In the Open Competition ENW-XS of the NWO, 48 applications were approved, of which Radboud researchers were the main applicants for four applications.
The Open Competition Domain Science – XS grants of a maximum of € 50,000 are intended to support promising ideas and to facilitate innovative and more speculative initiatives within the seven Domain Science disciplines. The proposed research is ground-breaking and high-risk. What counts is that all results, be they positive or negative, must contribute to the advancement of science.
A new view of the universe - detecting cosmic gamma rays with the Square Kilometer Array
Cosmic gamma rays, some of the most energetic particles known to us, let us peer into the hearts of the most incredible phenomena in the universe, such as supernovae and pulsar wind nebula. However, the highest energy gamma rays are rare and difficult to detect. In this project, we will study the prospects of using the Square Kilometer Array, the next generation radio telescope, as a gamma-ray detector. With the success of this project, we will have a completely new way to study gamma rays, and therefore the most energetic processes in the Galaxy.

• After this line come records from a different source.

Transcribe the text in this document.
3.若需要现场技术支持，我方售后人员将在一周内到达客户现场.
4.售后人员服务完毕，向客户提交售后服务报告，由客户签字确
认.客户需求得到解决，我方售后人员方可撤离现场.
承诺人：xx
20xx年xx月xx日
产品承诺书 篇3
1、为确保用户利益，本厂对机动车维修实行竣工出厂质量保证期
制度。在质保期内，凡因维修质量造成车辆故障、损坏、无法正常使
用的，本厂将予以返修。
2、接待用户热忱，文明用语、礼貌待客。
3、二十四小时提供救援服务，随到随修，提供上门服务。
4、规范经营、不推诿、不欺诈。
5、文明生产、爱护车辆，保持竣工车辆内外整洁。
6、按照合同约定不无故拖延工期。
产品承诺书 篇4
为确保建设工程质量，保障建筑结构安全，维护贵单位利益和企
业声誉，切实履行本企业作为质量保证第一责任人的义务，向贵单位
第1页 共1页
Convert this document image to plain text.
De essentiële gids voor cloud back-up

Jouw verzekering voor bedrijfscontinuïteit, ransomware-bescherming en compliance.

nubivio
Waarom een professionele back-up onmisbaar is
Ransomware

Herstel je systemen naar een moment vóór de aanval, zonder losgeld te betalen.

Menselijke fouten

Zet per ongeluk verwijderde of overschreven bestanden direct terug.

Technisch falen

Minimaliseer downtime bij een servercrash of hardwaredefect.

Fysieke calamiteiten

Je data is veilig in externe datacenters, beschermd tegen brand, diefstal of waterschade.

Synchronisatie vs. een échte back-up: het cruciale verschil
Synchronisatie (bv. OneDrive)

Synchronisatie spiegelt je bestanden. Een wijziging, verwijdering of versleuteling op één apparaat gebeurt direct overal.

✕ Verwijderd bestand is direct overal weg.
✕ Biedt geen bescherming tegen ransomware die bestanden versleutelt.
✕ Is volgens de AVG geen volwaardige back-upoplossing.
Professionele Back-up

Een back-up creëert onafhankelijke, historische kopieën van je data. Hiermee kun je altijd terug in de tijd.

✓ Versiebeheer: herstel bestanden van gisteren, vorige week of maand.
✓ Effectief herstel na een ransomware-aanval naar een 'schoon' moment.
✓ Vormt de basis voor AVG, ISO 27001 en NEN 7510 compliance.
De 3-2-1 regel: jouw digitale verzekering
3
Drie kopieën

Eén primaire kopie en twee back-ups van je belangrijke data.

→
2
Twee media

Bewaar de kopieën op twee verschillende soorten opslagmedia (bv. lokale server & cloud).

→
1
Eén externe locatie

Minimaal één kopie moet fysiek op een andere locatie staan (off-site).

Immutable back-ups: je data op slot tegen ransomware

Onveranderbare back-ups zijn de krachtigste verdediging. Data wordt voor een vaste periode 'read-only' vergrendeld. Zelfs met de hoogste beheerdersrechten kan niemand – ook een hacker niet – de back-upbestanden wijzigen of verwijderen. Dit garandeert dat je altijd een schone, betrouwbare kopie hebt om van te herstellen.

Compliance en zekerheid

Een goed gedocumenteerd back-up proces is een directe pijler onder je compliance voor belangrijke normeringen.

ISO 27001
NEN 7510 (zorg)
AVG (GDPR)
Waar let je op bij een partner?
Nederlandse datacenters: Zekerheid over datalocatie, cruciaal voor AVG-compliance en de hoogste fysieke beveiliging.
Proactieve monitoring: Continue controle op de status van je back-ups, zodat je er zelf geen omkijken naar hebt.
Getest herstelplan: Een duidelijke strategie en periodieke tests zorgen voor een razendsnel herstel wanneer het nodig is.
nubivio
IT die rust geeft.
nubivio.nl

Drugging Unexplored Antibiotic Targets
Resistance to antibiotics is a global threat to public health. It is estimated that by 2050, 10 million people will die annually of resistant infections. To combat this looming prospect we need to restock our arsenal of effective antibiotics. Unfortunately, all conventional approaches for antibiotic discovery have failed. Here, we propose a radically-different approach. We will exploit antibiotic targets that have been historically underexplored. By designing an innovative fluorescent assay that reports on target engagement, we will screen a large library for antibiotic activity against these unexplored targets. We expect to discover potent antibiotics with a completely new mechanism-of-action.
Degradation-driven chemotactic nanomotors for active targeting and delivery
Directional migration is essential for cellular survival, enabling movement towards nutrients and away from toxins. Inspired by this, we propose developing a degradation-driven chemotactic nanomotor to actively target and ultimately eliminate cancer cells. This innovative nanomotor offers a high-risk, high-gain opportunity to advance both our understanding of chemotaxis and the development of targeted cancer therapies. Leveraging recent advances in nanotechnology and biomedicine, this project aims to pioneer a new class of precision medicine tools, with the potential to revolutionize cancer treatment and significantly impact the field of nanomedicine.
Bring it to Shape: Engineering Vesicles for Enhanced Drug Delivery
Nanocarriers have been developed to overcome the limitations of conventional therapeutics by enabling site-specific drug delivery. However, to reach diseased sites, nanocarriers must overcome sequential biological barriers, each demanding specific shapes for efficient traversal. Thus, relying on a simple shape proves challenging in traversing all biological barriers for the successful accumulation of nanocarriers at diseased sites. Here, to integrate the benefits of different simple shapes, nanocarriers adopt a coupled shape featuring heterogeneous curvatures within a single vesicle, where distinct curvatures are customized for specific biological barriers. This research holds the potential to significantly advance the development of next-generation nanocarriers.